Versteinert und eingeäschert
Das Bühnenbild zeigt eine Landschaft nach einem Vulkanausbruch. Die Holzspäne auf dem Boden versinnbildlicht die Asche, Figuren und Skulpturen symbolisieren versteinerte Menschen. Das Stück ist keine geschichtliche Auseinandersetzung mit dem Ausbruch des Vesuvs vor 2000 Jahren und den Versteinerten von Pompeji. Andile Vellem zeigt in diesem Bild vielmehr seine Wahrnehmung der südafrikanischen Gesellschaft. 23 Lavasteine hängen von der Decke – Zeichen für 23 Jahre Demokratie in Südafrika. Auch Skulpturen und Tänzer/innen repräsentieren verschiedene gesellschaftliche Gruppen des Landes.

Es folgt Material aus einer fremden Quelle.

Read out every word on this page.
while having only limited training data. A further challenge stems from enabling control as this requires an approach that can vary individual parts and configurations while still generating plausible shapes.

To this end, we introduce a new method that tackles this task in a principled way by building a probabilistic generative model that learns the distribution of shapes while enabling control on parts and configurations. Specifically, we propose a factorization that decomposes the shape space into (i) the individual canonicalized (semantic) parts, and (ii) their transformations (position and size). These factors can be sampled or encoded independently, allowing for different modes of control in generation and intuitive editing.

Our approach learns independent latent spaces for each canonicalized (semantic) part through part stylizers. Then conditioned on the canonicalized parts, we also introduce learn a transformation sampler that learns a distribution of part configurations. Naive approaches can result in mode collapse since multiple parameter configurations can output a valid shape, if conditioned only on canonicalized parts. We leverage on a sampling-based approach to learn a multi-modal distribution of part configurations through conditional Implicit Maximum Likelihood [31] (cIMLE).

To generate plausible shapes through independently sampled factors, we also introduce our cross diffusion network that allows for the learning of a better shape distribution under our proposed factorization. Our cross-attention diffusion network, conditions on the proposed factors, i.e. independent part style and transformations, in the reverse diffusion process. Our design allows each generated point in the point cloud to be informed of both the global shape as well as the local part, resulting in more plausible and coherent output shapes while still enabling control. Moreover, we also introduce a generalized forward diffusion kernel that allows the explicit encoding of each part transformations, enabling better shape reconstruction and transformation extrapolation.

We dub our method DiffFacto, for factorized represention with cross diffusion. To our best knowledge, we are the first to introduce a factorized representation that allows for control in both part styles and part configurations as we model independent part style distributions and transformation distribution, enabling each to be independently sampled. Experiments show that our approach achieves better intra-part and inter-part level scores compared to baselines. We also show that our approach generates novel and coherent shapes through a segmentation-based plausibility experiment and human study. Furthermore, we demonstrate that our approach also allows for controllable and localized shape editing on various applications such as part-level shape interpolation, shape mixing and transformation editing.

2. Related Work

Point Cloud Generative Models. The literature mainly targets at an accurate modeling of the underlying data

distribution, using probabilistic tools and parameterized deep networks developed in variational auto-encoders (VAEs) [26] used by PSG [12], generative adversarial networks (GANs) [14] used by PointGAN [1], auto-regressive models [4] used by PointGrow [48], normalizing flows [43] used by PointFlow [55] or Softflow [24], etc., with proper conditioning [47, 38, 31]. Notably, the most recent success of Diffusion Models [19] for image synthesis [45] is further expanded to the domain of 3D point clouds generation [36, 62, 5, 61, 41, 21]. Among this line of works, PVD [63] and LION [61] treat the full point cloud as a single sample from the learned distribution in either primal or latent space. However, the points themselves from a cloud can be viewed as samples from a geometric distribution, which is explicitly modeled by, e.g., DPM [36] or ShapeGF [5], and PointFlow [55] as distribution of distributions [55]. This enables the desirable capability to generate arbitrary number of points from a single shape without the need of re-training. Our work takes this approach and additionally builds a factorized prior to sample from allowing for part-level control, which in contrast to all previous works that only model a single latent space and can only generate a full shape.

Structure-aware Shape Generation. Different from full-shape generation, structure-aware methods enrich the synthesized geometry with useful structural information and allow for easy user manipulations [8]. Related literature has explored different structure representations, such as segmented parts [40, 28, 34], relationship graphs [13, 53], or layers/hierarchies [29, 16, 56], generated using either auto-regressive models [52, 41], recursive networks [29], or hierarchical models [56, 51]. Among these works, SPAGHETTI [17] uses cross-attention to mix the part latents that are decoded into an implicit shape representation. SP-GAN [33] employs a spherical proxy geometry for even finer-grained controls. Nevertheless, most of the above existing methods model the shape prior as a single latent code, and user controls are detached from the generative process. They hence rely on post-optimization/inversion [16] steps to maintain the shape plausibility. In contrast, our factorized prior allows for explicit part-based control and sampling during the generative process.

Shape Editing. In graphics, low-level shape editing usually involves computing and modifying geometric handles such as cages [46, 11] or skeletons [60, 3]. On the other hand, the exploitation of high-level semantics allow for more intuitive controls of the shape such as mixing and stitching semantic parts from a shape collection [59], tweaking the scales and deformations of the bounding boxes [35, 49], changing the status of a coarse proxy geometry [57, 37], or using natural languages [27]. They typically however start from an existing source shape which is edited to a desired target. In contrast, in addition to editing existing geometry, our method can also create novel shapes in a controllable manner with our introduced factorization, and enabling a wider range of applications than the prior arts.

Ohne Flügel Fliegen – ohne Beine Tanzen
Nadine Mckenzie, die als Kleinkind bei einem Autounfall ihre Beine verlor und auf einer Schule für Behinderte Tanzunterricht erhielt, rollt im Stuhl, fliegt durch die Luft und landet auf dem Boden. Sehr gekonnt bewegt sie ihren Oberkörper und ihre Arme. Sie drückt ihre Hände auf die Brust, zieht mit einem Arm am anderen und hastet auf ihren Rädern über die Bühne. Sie personifiziert Frauen mit Gewalterfahrungen, die aber stark bleiben und für Frauenrechte und Gerechtigkeit einstehen. Neben ihr kauert eine bewegungslose Skulptur, die vergewaltigte und getötete Frauen repräsentiert. Sie bleibt wie im Schock erstarrt, wird von Tänzern verschoben, getragen - mit anderen leblosen Körpern aufgeschichtet. Dazu zählen Darstellungen von Männern, die ihre Identität verloren und vergessen haben, und von Kindern, die in einer gewalttätigen Gesellschaft aufgewachsen sind.

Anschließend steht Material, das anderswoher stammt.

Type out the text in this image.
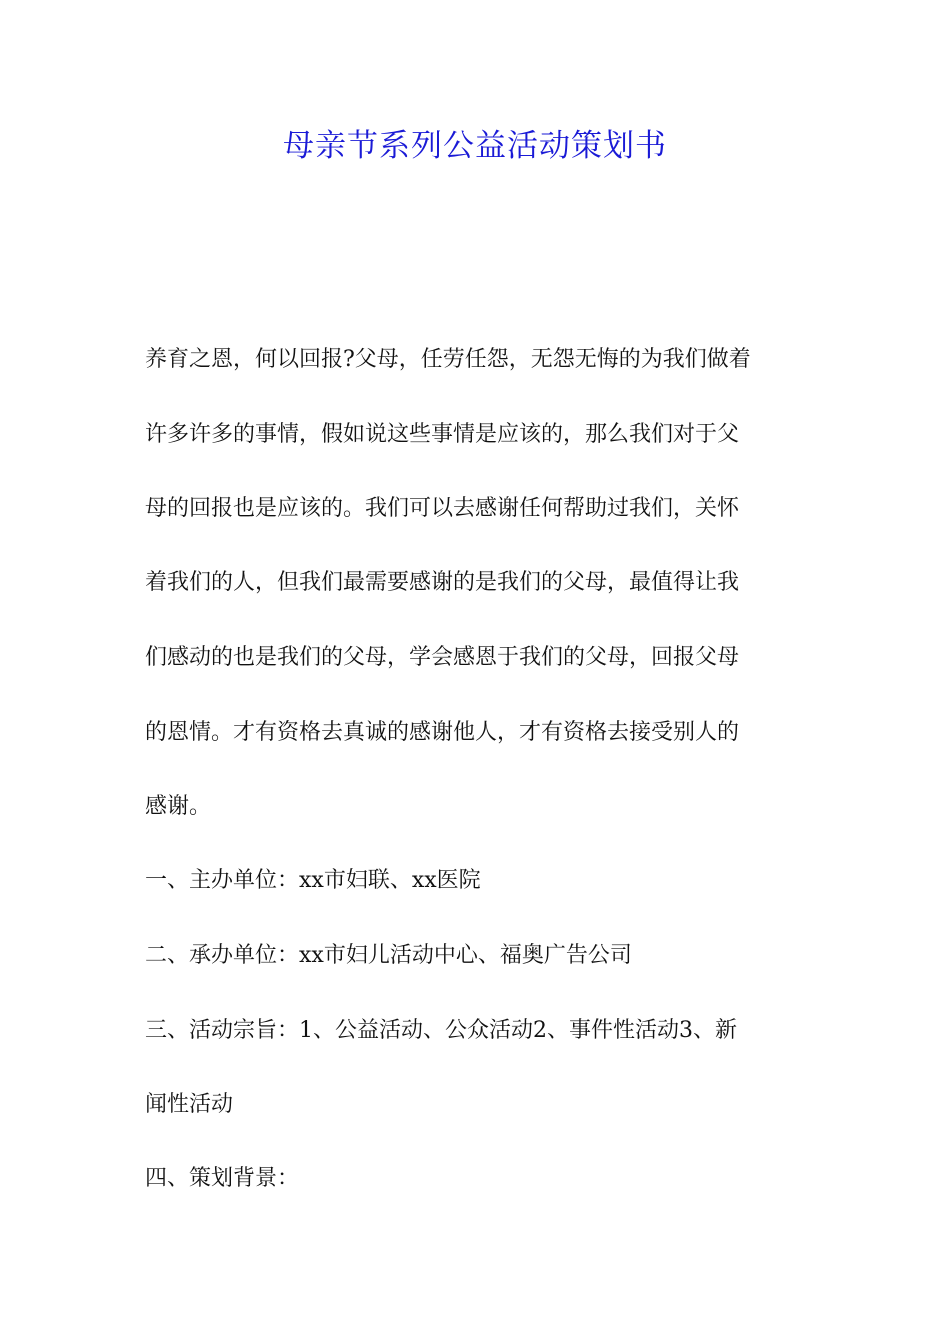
母亲节系列公益活动策划书
养育之恩，何以回报?父母，任劳任怨，无怨无悔的为我们做着
许多许多的事情，假如说这些事情是应该的，那么我们对于父
母的回报也是应该的。我们可以去感谢任何帮助过我们，关怀
着我们的人，但我们最需要感谢的是我们的父母，最值得让我
们感动的也是我们的父母，学会感恩于我们的父母，回报父母
的恩情。才有资格去真诚的感谢他人，才有资格去接受别人的
感谢。
一、主办单位：xx市妇联、xx医院
二、承办单位：xx市妇儿活动中心、福奥广告公司
三、活动宗旨：1、公益活动、公众活动2、事件性活动3、新
闻性活动
四、策划背景：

Ein Tänzer steht für Andries Tatane aus Fixburg, der 2011 während eines Township-Protestes für bessere Infrastruktur aus nächster Nähe von der Polizei angeschossen wurde und kurz darauf seinen Verletzungen erlag. Ein anderer vertritt diskriminierte Ausländer aus anderen afrikanischen Ländern. Sie alle zeigen mit ihren Bewegungen Gewalt, Missbrauch, Selbsthass, Manipulation, schließlich Versteinerung. Obwohl die kostümierten Körper ohne Augen sich viel bewegen, wirken sie wie tot.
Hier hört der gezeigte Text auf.